# Replating Case (2/2)



## tranber70 (Mar 24, 2007)

Continue...

A red gold plating










A "nickel" replating










an harmonious patina


----------



## jasonm (Nov 22, 2003)

Very interesting Tranber!

Thanks for sharing


----------



## Stanford (Feb 10, 2007)

jasonm said:


> Very interesting Tranber!
> 
> Thanks for sharing


Seconded.

I have to confess to steering clear of plated and gold filled watches because I'm too worried about wearing through the finish :sweatdrop:


----------



## DaveE (Feb 24, 2003)

Thirded


----------



## mel (Dec 6, 2006)

Bertran, thanks for this information, and apologies NOT needed for your excellent English - much, much better than my school French! "Merci Beaucoup" is as much as I remember, but it was more than 50 years ago now! :lol:


----------



## Silver Hawk (Dec 2, 2003)

Great topic Bertrand! ...one I have pondered over many times...and the prices seem very reasonable.

Does your local company also do the polishing before the re-plating? Or do you do that?

Also, what about chrome plating? In the past, I've had a few fine watches where I would have liked to have got the case re-chromed.

Another related area is the "repair" of gold filled cases. By "repair", I mean the addition of gold to areas where brassing has occurred. I don't think this is achieved with electro-plating though...more likely with gold soldering by a jeweller. Just wondered if you had ever had it done?

Cheers

Paul


----------



## tranber70 (Mar 24, 2007)

Thanks for yur comments.

The polishing has to be done by myself. That's a very difficult job that I tried on several watches which have been sacrified to be franc, except one (the LIP in pic). This means that actually I have to bring them a relatively "clean" case.

They do the chrome plating and I asked them to do some watches, but I am not so happy as the gold one. New chrome creates IMHO too much contrast with an old dial, but this is of course a personnal opinion.

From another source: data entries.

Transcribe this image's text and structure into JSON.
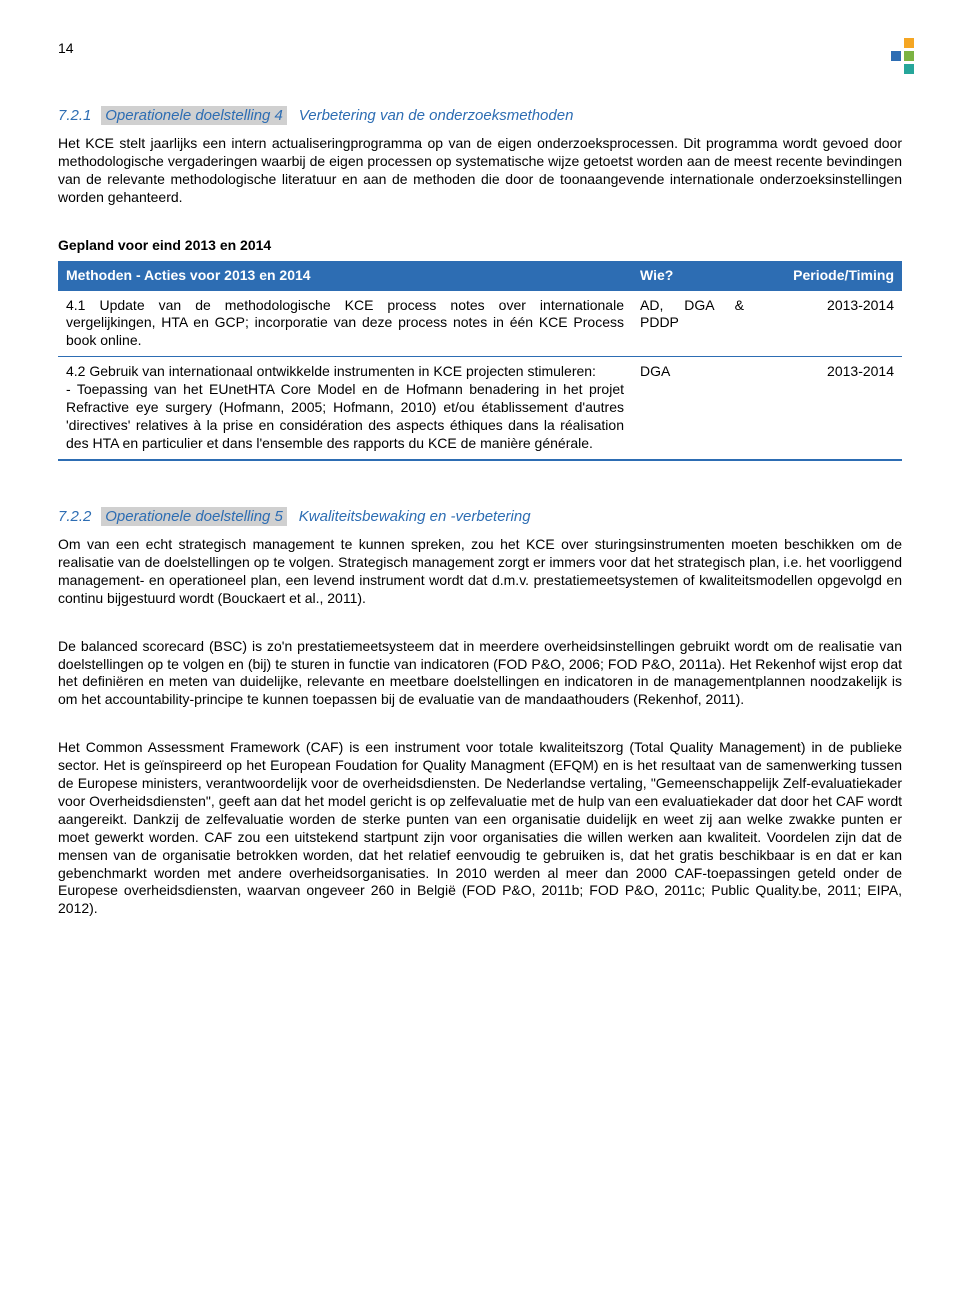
{
  "pageNumber": "14",
  "cornerColors": {
    "orange": "#f5a623",
    "blue": "#2d6db3",
    "green": "#7cb342",
    "teal": "#26a69a"
  },
  "section1": {
    "num": "7.2.1",
    "label": "Operationele doelstelling 4",
    "title": "Verbetering van de onderzoeksmethoden",
    "para": "Het KCE stelt jaarlijks een intern actualiseringprogramma op van de eigen onderzoeksprocessen. Dit programma wordt gevoed door methodologische vergaderingen waarbij de eigen processen op systematische wijze getoetst worden aan de meest recente bevindingen van de relevante methodologische literatuur en aan de methoden die door de toonaangevende internationale onderzoeksinstellingen worden gehanteerd."
  },
  "plannedHead": "Gepland voor eind 2013 en 2014",
  "table": {
    "headers": [
      "Methoden - Acties voor 2013 en 2014",
      "Wie?",
      "Periode/Timing"
    ],
    "rows": [
      {
        "c1": "4.1 Update van de methodologische KCE process notes over internationale vergelijkingen, HTA en GCP; incorporatie van deze process notes in één KCE Process book online.",
        "c2": "AD, DGA & PDDP",
        "c3": "2013-2014"
      },
      {
        "c1": "4.2 Gebruik van internationaal ontwikkelde instrumenten in KCE projecten stimuleren:\n- Toepassing van het EUnetHTA Core Model en de Hofmann benadering in het projet Refractive eye surgery (Hofmann, 2005; Hofmann, 2010) et/ou établissement d'autres 'directives' relatives à la prise en considération des aspects éthiques dans la réalisation des HTA en particulier et dans l'ensemble des rapports du KCE de manière générale.",
        "c2": "DGA",
        "c3": "2013-2014"
      }
    ]
  },
  "section2": {
    "num": "7.2.2",
    "label": "Operationele doelstelling 5",
    "title": "Kwaliteitsbewaking en -verbetering",
    "p1": "Om van een echt strategisch management te kunnen spreken, zou het KCE over sturingsinstrumenten moeten beschikken om de realisatie van de doelstellingen op te volgen. Strategisch management zorgt er immers voor dat het strategisch plan, i.e. het voorliggend management- en operationeel plan, een levend instrument wordt dat d.m.v. prestatiemeetsystemen of kwaliteitsmodellen opgevolgd en continu bijgestuurd wordt (Bouckaert et al., 2011).",
    "p2": "De balanced scorecard (BSC) is zo'n prestatiemeetsysteem dat in meerdere overheidsinstellingen gebruikt wordt om de realisatie van doelstellingen op te volgen en (bij) te sturen in functie van indicatoren (FOD P&O, 2006; FOD P&O, 2011a). Het Rekenhof wijst erop dat het definiëren en meten van duidelijke, relevante en meetbare doelstellingen en indicatoren in de managementplannen noodzakelijk is om het accountability-principe te kunnen toepassen bij de evaluatie van de mandaathouders (Rekenhof, 2011).",
    "p3": "Het Common Assessment Framework (CAF) is een instrument voor totale kwaliteitszorg (Total Quality Management) in de publieke sector. Het is geïnspireerd op het European Foudation for Quality Managment (EFQM) en is het resultaat van de samenwerking tussen de Europese ministers, verantwoordelijk voor de overheidsdiensten. De Nederlandse vertaling, \"Gemeenschappelijk Zelf-evaluatiekader voor Overheidsdiensten\", geeft aan dat het model gericht is op zelfevaluatie met de hulp van een evaluatiekader dat door het CAF wordt aangereikt. Dankzij de zelfevaluatie worden de sterke punten van een organisatie duidelijk en weet zij aan welke zwakke punten er moet gewerkt worden. CAF zou een uitstekend startpunt zijn voor organisaties die willen werken aan kwaliteit. Voordelen zijn dat de mensen van de organisatie betrokken worden, dat het relatief eenvoudig te gebruiken is, dat het gratis beschikbaar is en dat er kan gebenchmarkt worden met andere overheidsorganisaties. In 2010 werden al meer dan 2000 CAF-toepassingen geteld onder de Europese overheidsdiensten, waarvan ongeveer 260 in België (FOD P&O, 2011b; FOD P&O, 2011c; Public Quality.be, 2011; EIPA, 2012)."
  }
}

My first intention was to replate with "gold leaf", but some peoples on the swiss forum told me that it was very difficult to get a work as nicest as the electro plating. I don't forgot the idea to do it, convinced that the result will not be comparable but totally different which allow yu to try it. For small partial repairs, it can maybe work except that the color and the aspect will be certainly different.

Bertrand


----------